Nokia will use its MeeGo platform to develop disruptive tablet PC software in a bid to prevent a repeat of its smartphone problems, a senior executive says.
The vendor’s chief technology officer Rich Green said he was disappointed the firm had to partner with another firm in smartphones, and said Nokia was determined never to be caught from behind again.
“[A]s we evaluate the feedback from MeeGo we’re going to consider that feedback, and the technology therein, for inclusion in our…next generation technologies or platform technologies,” Green pledged in a video blog.
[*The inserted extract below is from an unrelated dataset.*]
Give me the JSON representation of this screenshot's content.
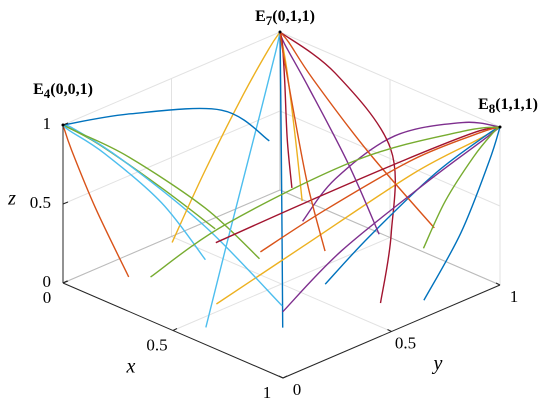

The statement is a clear indication the firm will stay true to its word to keep backing MeeGo and Symbian despite throwing its lot in with Microsoft with a deal to use Windows Phone.
Green confirmed only one commercial MeeGo device will launch in 2011, but said the unit is “critically important,” in terms of feedback.
He expects reviews to be positive, after trialing the unit. “I’ve seen the device running and it’s beautiful, and elegant, and the hardware is interesting and the software is powerful.”
The MeeGo device’s user interface is powered by Nokia’s QML mobile apps development software, which will also feature heavily in future Symbian smartphones.
Green revealed there is “new hardware in the pipeline,” and predicted another 150 million Symbian smartphones will be shipped. “Operating system platforms don’t quickly go away,” he explained.
The units will benefit from an updated user interface and gigahertz-capacity chipsets, Green said noting that the near 250 million Symbian handsets already shipped should keep the platform in developer’s crosshairs.